Department of Thoracic and Cardiovascular Surgery, The University of Texas MD Anderson Cancer Center, Houston, Texas.
Department of Thoracic and Cardiovascular Surgery, The University of Texas MD Anderson Cancer Center, Houston, Texas.
Ann Thorac Surg. 2018 Jun;105(6):1621-1626. doi: 10.1016/j.athoracsur.2018.01.081. Epub 2018 Mar 3.
Immune checkpoint inhibitors that target the programmed cell death protein ligand 1 (PD-L1) pathway have shown benefit for the treatment of metastatic non-small cell lung cancer (NSCLC). However, the prognostic value of PD-L1 independent of immunotherapy is still unclear, with conflicting results reported between PD-L1 expression and patient survival. Our aim was to correlate PD-L1 mRNA level with clinical and pathologic factors and to investigative the prognostic value of PD-L1 mRNA in all stages of NSCLC.
Gene expression and clinical data were obtained from public repositories in The Cancer Genome Atlas from the National Cancer Institute. Genotype-Tissue Expression was used to compare with normal tissue expression analysis.
A total of 985 patients met inclusion criteria, among whom 79.6% were stage I to II, 16.5% were stage III, and 3.5% were stage IV, representing 495 adenocarcinoma and 490 squamous cell carcinoma (SCC). PD-L1 mRNA gene expression in lung cancers was higher than in most other tumor and normal tissue types and was significantly higher in lung SCC than adenocarcinoma (p < 0.001). PD-L1 mRNA expression was associated with pathologic stage in SCC and with smoking status in adenocarcinoma of the lung. However, none of the cutoff values of PD-L1 mRNA expression were prognostic of overall survival.
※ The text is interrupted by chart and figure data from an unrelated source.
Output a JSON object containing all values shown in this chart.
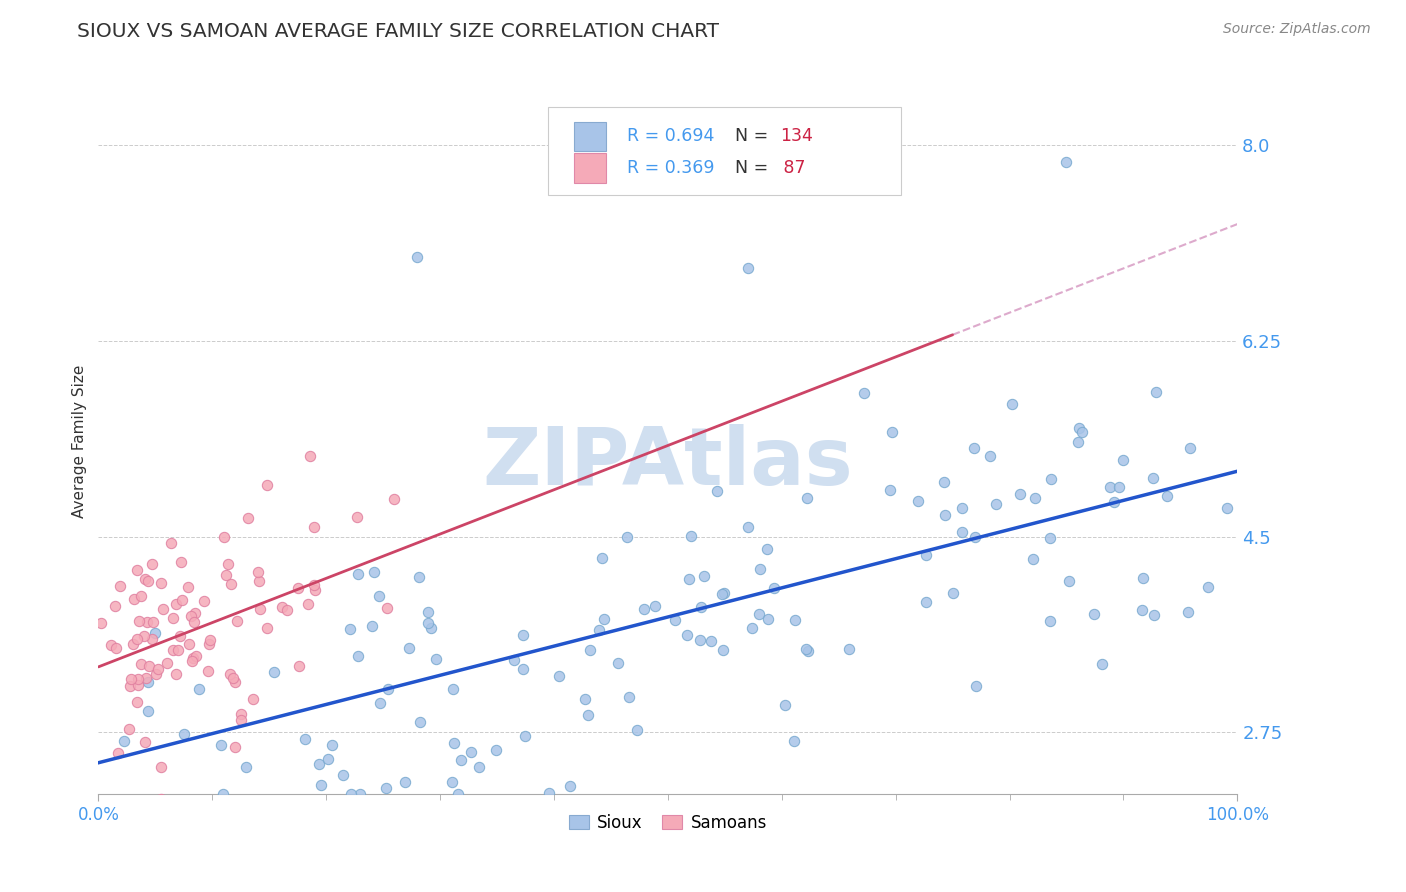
{
  "title": "SIOUX VS SAMOAN AVERAGE FAMILY SIZE CORRELATION CHART",
  "source": "Source: ZipAtlas.com",
  "ylabel": "Average Family Size",
  "xlim": [
    0,
    1
  ],
  "ylim": [
    2.2,
    8.5
  ],
  "yticks": [
    2.75,
    4.5,
    6.25,
    8.0
  ],
  "xtick_labels": [
    "0.0%",
    "100.0%"
  ],
  "sioux_color": "#a8c4e8",
  "samoan_color": "#f5aab8",
  "sioux_line_color": "#2255cc",
  "samoan_line_color": "#cc4466",
  "samoan_line_dashed_color": "#ddaacc",
  "watermark": "ZIPAtlas",
  "watermark_color": "#d0dff0",
  "background_color": "#ffffff",
  "grid_color": "#cccccc",
  "R_sioux": 0.694,
  "N_sioux": 134,
  "R_samoan": 0.369,
  "N_samoan": 87,
  "title_color": "#333333",
  "axis_label_color": "#333333",
  "tick_color_y": "#4499ee",
  "legend_R_color": "#4499ee",
  "legend_N_color": "#cc2244"
}
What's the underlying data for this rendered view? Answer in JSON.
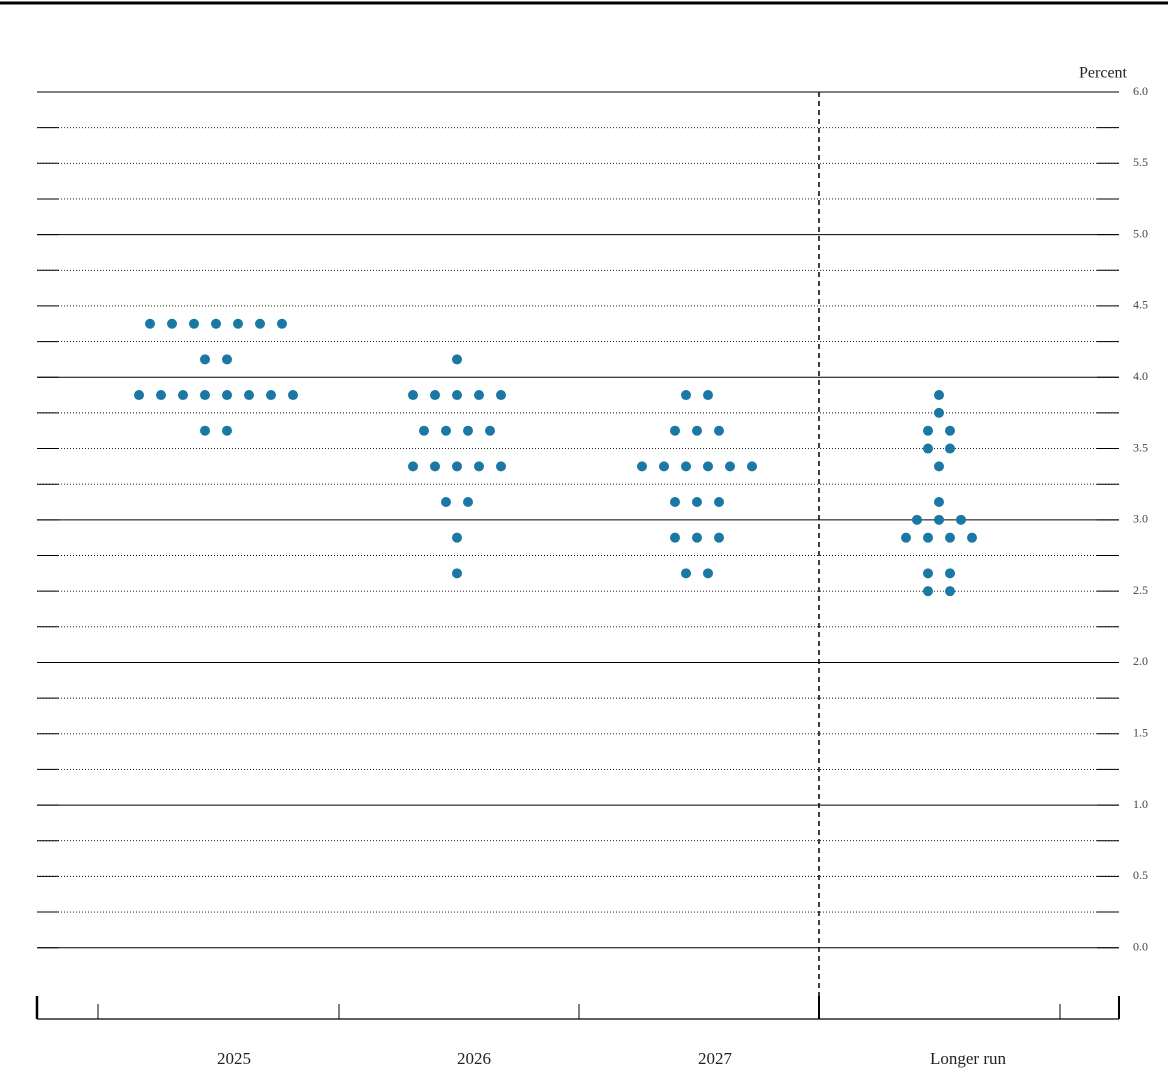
{
  "chart_data": {
    "type": "dotplot",
    "y_label": "Percent",
    "categories": [
      "2025",
      "2026",
      "2027",
      "Longer run"
    ],
    "values": [
      [
        4.375,
        4.375,
        4.375,
        4.375,
        4.375,
        4.375,
        4.375,
        4.125,
        4.125,
        3.875,
        3.875,
        3.875,
        3.875,
        3.875,
        3.875,
        3.875,
        3.875,
        3.625,
        3.625
      ],
      [
        4.125,
        3.875,
        3.875,
        3.875,
        3.875,
        3.875,
        3.625,
        3.625,
        3.625,
        3.625,
        3.375,
        3.375,
        3.375,
        3.375,
        3.375,
        3.125,
        3.125,
        2.875,
        2.625
      ],
      [
        3.875,
        3.875,
        3.625,
        3.625,
        3.625,
        3.375,
        3.375,
        3.375,
        3.375,
        3.375,
        3.375,
        3.125,
        3.125,
        3.125,
        2.875,
        2.875,
        2.875,
        2.625,
        2.625
      ],
      [
        3.875,
        3.75,
        3.625,
        3.625,
        3.5,
        3.5,
        3.375,
        3.125,
        3.0,
        3.0,
        3.0,
        2.875,
        2.875,
        2.875,
        2.875,
        2.625,
        2.625,
        2.5,
        2.5
      ]
    ],
    "color": "#1a78a5",
    "ylim": [
      -0.5,
      6.0
    ],
    "yticks": [
      {
        "value": 0,
        "label": "0.0"
      },
      0.5,
      {
        "value": 1,
        "label": "1.0"
      },
      1.5,
      {
        "value": 2,
        "label": "2.0"
      },
      2.5,
      {
        "value": 3,
        "label": "3.0"
      },
      3.5,
      {
        "value": 4,
        "label": "4.0"
      },
      4.5,
      {
        "value": 5,
        "label": "5.0"
      },
      5.5,
      {
        "value": 6,
        "label": "6.0"
      }
    ],
    "minor_yticks": [
      0.25,
      0.75,
      1.25,
      1.75,
      2.25,
      2.75,
      3.25,
      3.75,
      4.25,
      4.75,
      5.25,
      5.75
    ],
    "grid": true
  }
}
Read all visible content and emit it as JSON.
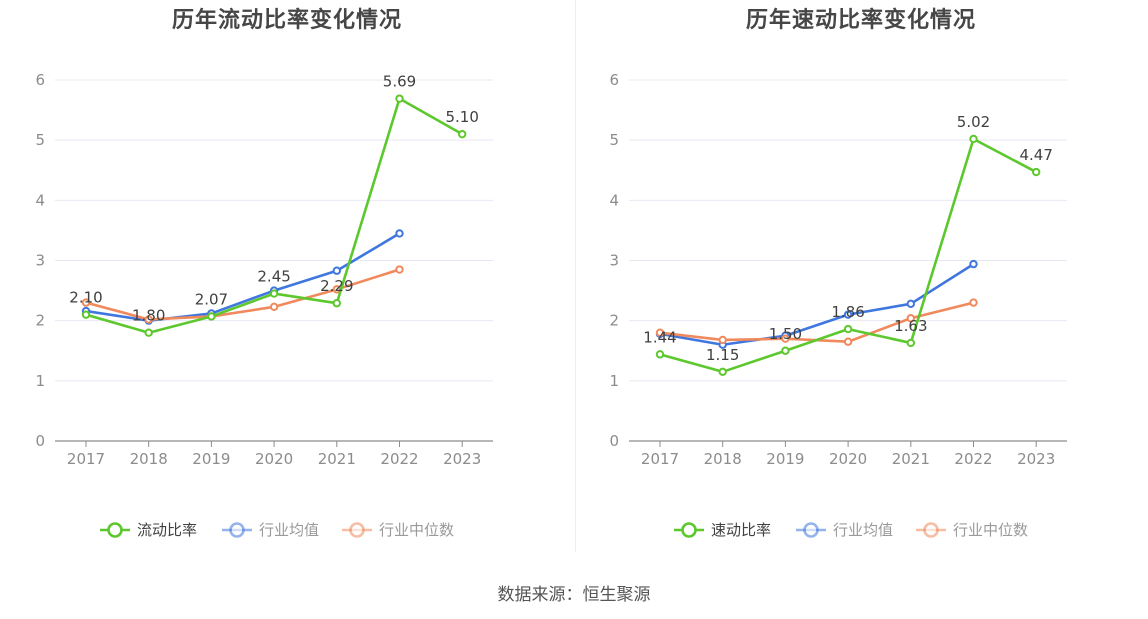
{
  "source": "数据来源：恒生聚源",
  "chart_data": [
    {
      "type": "line",
      "title": "历年流动比率变化情况",
      "categories": [
        "2017",
        "2018",
        "2019",
        "2020",
        "2021",
        "2022",
        "2023"
      ],
      "y_ticks": [
        "0",
        "1",
        "2",
        "3",
        "4",
        "5",
        "6"
      ],
      "ylim": [
        0,
        6
      ],
      "grid": true,
      "legend_position": "bottom",
      "series": [
        {
          "name": "流动比率",
          "color": "#5cc82d",
          "values": [
            2.1,
            1.8,
            2.07,
            2.45,
            2.29,
            5.69,
            5.1
          ],
          "labels": [
            "2.10",
            "1.80",
            "2.07",
            "2.45",
            "2.29",
            "5.69",
            "5.10"
          ]
        },
        {
          "name": "行业均值",
          "color": "#3f77de",
          "values": [
            2.16,
            2.0,
            2.12,
            2.5,
            2.83,
            3.45,
            null
          ]
        },
        {
          "name": "行业中位数",
          "color": "#f08a5d",
          "values": [
            2.3,
            2.02,
            2.07,
            2.23,
            2.52,
            2.85,
            null
          ]
        }
      ]
    },
    {
      "type": "line",
      "title": "历年速动比率变化情况",
      "categories": [
        "2017",
        "2018",
        "2019",
        "2020",
        "2021",
        "2022",
        "2023"
      ],
      "y_ticks": [
        "0",
        "1",
        "2",
        "3",
        "4",
        "5",
        "6"
      ],
      "ylim": [
        0,
        6
      ],
      "grid": true,
      "legend_position": "bottom",
      "series": [
        {
          "name": "速动比率",
          "color": "#5cc82d",
          "values": [
            1.44,
            1.15,
            1.5,
            1.86,
            1.63,
            5.02,
            4.47
          ],
          "labels": [
            "1.44",
            "1.15",
            "1.50",
            "1.86",
            "1.63",
            "5.02",
            "4.47"
          ]
        },
        {
          "name": "行业均值",
          "color": "#3f77de",
          "values": [
            1.78,
            1.6,
            1.75,
            2.1,
            2.28,
            2.94,
            null
          ]
        },
        {
          "name": "行业中位数",
          "color": "#f08a5d",
          "values": [
            1.8,
            1.68,
            1.7,
            1.65,
            2.04,
            2.3,
            null
          ]
        }
      ]
    }
  ]
}
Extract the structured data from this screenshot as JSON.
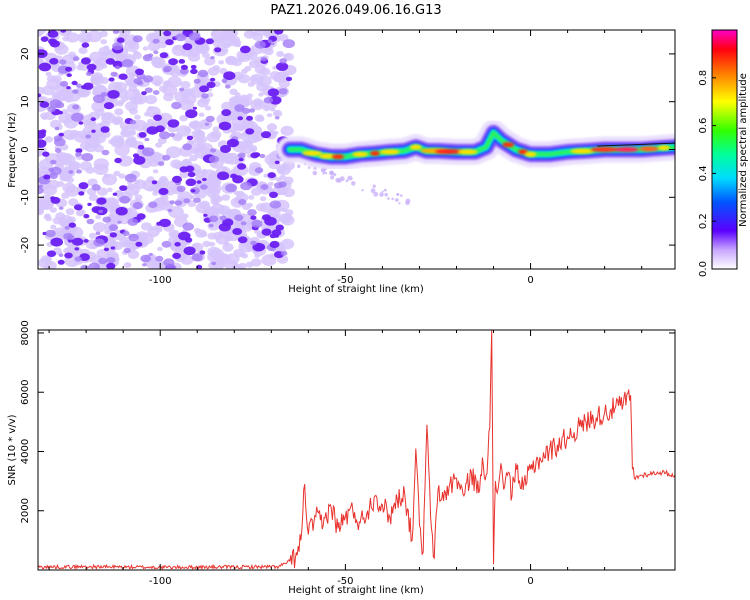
{
  "title": "PAZ1.2026.049.06.16.G13",
  "colors": {
    "snr_line": "#e8322d",
    "speckle_dark": "#6a1ff2",
    "speckle_light": "#d6c4fb"
  },
  "chart_data": [
    {
      "type": "heatmap",
      "name": "spectrogram",
      "xlabel": "Height of straight line (km)",
      "ylabel": "Frequency (Hz)",
      "xlim": [
        -133,
        39
      ],
      "ylim": [
        -25,
        25
      ],
      "x_ticks": [
        -100,
        -50,
        0
      ],
      "y_ticks": [
        -20,
        -10,
        0,
        10,
        20
      ],
      "noise_region_x": [
        -133,
        -65
      ],
      "signal_ridge": {
        "x": [
          -65,
          -62,
          -58,
          -54,
          -50,
          -46,
          -42,
          -38,
          -34,
          -31,
          -28,
          -25,
          -20,
          -15,
          -12,
          -10,
          -8,
          -6,
          -4,
          -2,
          0,
          5,
          10,
          15,
          20,
          25,
          30,
          35,
          39
        ],
        "y": [
          0,
          0,
          -1,
          -1.5,
          -1.5,
          -1,
          -0.8,
          -0.5,
          -0.3,
          0.5,
          -0.3,
          -0.3,
          -0.5,
          -0.5,
          0.5,
          3.5,
          2,
          1,
          0,
          -0.5,
          -1,
          -1,
          -0.5,
          -0.3,
          0,
          0,
          0,
          0.3,
          0.5
        ]
      },
      "colorbar": {
        "label": "Normalized spectral amplitude",
        "ticks": [
          0.0,
          0.2,
          0.4,
          0.6,
          0.8
        ],
        "tick_labels": [
          "0.0",
          "0.2",
          "0.4",
          "0.6",
          "0.8"
        ],
        "range": [
          0,
          1
        ]
      }
    },
    {
      "type": "line",
      "name": "snr",
      "xlabel": "Height of straight line (km)",
      "ylabel": "SNR (10 * v/v)",
      "xlim": [
        -133,
        39
      ],
      "ylim": [
        0,
        8100
      ],
      "x_ticks": [
        -100,
        -50,
        0
      ],
      "y_ticks": [
        2000,
        4000,
        6000,
        8000
      ],
      "series": [
        {
          "name": "SNR",
          "x": [
            -133,
            -120,
            -100,
            -80,
            -68,
            -65,
            -63,
            -62,
            -61,
            -60,
            -58,
            -56,
            -54,
            -52,
            -50,
            -48,
            -46,
            -44,
            -42,
            -40,
            -38,
            -36,
            -34,
            -32,
            -31,
            -30,
            -29,
            -28,
            -27,
            -26,
            -25,
            -24,
            -22,
            -20,
            -18,
            -16,
            -14,
            -13,
            -12,
            -11,
            -10.5,
            -10,
            -9.5,
            -9,
            -8,
            -7,
            -6,
            -5,
            -4,
            -3,
            -2,
            0,
            2,
            5,
            10,
            15,
            20,
            25,
            27,
            27.5,
            28,
            30,
            35,
            39
          ],
          "y": [
            100,
            110,
            90,
            100,
            110,
            300,
            500,
            1000,
            2900,
            1200,
            1800,
            1500,
            2200,
            1400,
            1800,
            2000,
            1600,
            2000,
            2500,
            2200,
            1800,
            2400,
            2600,
            1000,
            4100,
            1500,
            600,
            4900,
            1800,
            400,
            2700,
            2400,
            2800,
            3100,
            2500,
            3300,
            2600,
            3800,
            3200,
            4800,
            8100,
            200,
            3000,
            2600,
            3600,
            2800,
            3300,
            2500,
            3600,
            3000,
            2700,
            3400,
            3700,
            4000,
            4500,
            5000,
            5300,
            5600,
            5900,
            3400,
            3100,
            3200,
            3300,
            3200
          ]
        }
      ]
    }
  ]
}
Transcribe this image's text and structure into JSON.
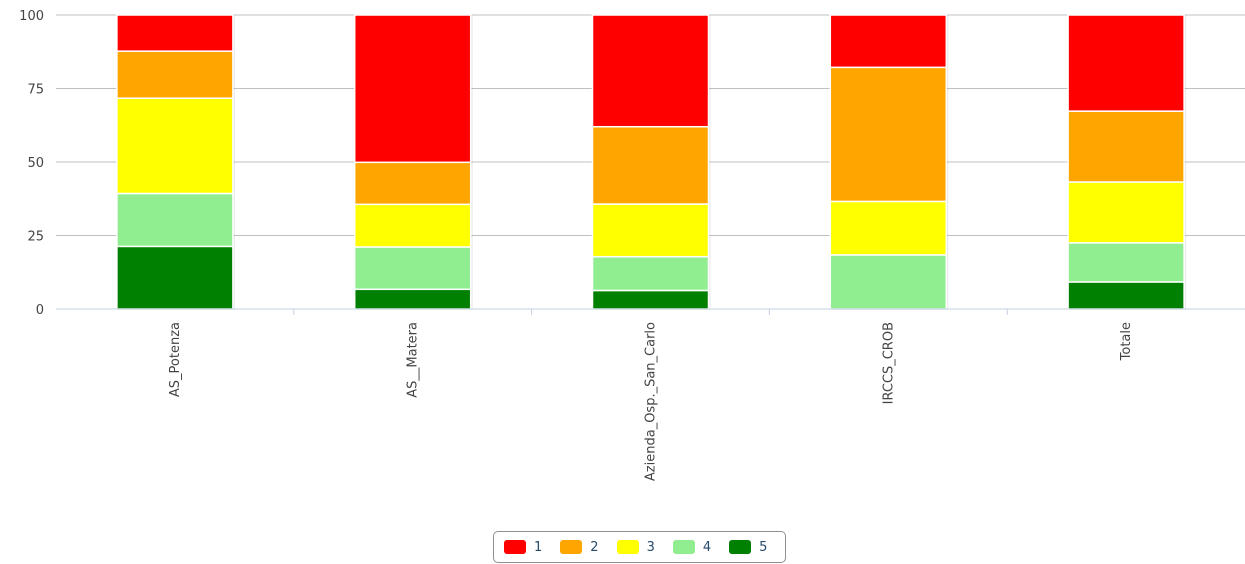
{
  "chart_data": {
    "type": "bar",
    "stacked": true,
    "categories": [
      "AS_Potenza",
      "AS__Matera",
      "Azienda_Osp._San_Carlo",
      "IRCCS_CROB",
      "Totale"
    ],
    "series": [
      {
        "name": "5",
        "color": "#008000",
        "values": [
          21.3,
          6.7,
          6.3,
          0,
          9.2
        ]
      },
      {
        "name": "4",
        "color": "#90ee90",
        "values": [
          18.0,
          14.4,
          11.5,
          18.4,
          13.3
        ]
      },
      {
        "name": "3",
        "color": "#ffff00",
        "values": [
          32.4,
          14.5,
          17.9,
          18.2,
          20.7
        ]
      },
      {
        "name": "2",
        "color": "#ffa500",
        "values": [
          16.0,
          14.3,
          26.3,
          45.6,
          24.1
        ]
      },
      {
        "name": "1",
        "color": "#ff0000",
        "values": [
          12.3,
          50.1,
          38.0,
          17.8,
          32.7
        ]
      }
    ],
    "yticks": [
      "0",
      "25",
      "50",
      "75",
      "100"
    ],
    "ylim": [
      0,
      100
    ],
    "xlabel": "",
    "ylabel": "",
    "legend_position": "bottom-center",
    "grid": true
  },
  "legend": {
    "items": [
      {
        "label": "1",
        "color": "#ff0000"
      },
      {
        "label": "2",
        "color": "#ffa500"
      },
      {
        "label": "3",
        "color": "#ffff00"
      },
      {
        "label": "4",
        "color": "#90ee90"
      },
      {
        "label": "5",
        "color": "#008000"
      }
    ]
  }
}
Our results suggest that the value of PD-L1 mRNA in prognosticating outcome in lung cancer is limited. Further studies are needed to identify novel prognostic biomarkers other than PD-L1 that are associated with improved patient survival. Identification of further prognostically important biomarkers may prove useful in identifying patients suitable for immunotherapy.
针对程序性死亡配体 1(PD-L1)途径的免疫检查点抑制剂已显示出对转移性非小细胞肺癌(NSCLC)治疗的益处。然而,PD-L1 独立于免疫疗法的预后价值尚不清楚,PD-L1 表达与患者生存之间的结果存在冲突。我们的目的是将 PD-L1mRNA 水平与临床和病理因素相关联,并研究 PD-L1mRNA 在 NSCLC 所有阶段的预后价值。
从美国国立癌症研究所的癌症基因组图谱的公共存储库中获取基因表达和临床数据。组织表达基因型用于与正常组织表达分析进行比较。
共有 985 名患者符合纳入标准,其中 79.6%为 I 期至 II 期,16.5%为 III 期,3.5%为 IV 期,代表 495 例腺癌和 490 例鳞状细胞癌(SCC)。肺癌中 PD-L1mRNA 基因表达高于大多数其他肿瘤和正常组织类型,且肺 SCC 明显高于腺癌(p<0.001)。PD-L1mRNA 表达与 SCC 的病理分期相关,与肺腺癌的吸烟状态相关。然而,PD-L1mRNA 表达的任何截断值均与总生存期无关。
我们的结果表明,PD-L1mRNA 在预测肺癌患者预后中的价值有限。需要进一步的研究来确定与改善患者生存相关的除 PD-L1 以外的新的预后生物标志物。确定进一步具有预后意义的生物标志物可能有助于识别适合免疫治疗的患者。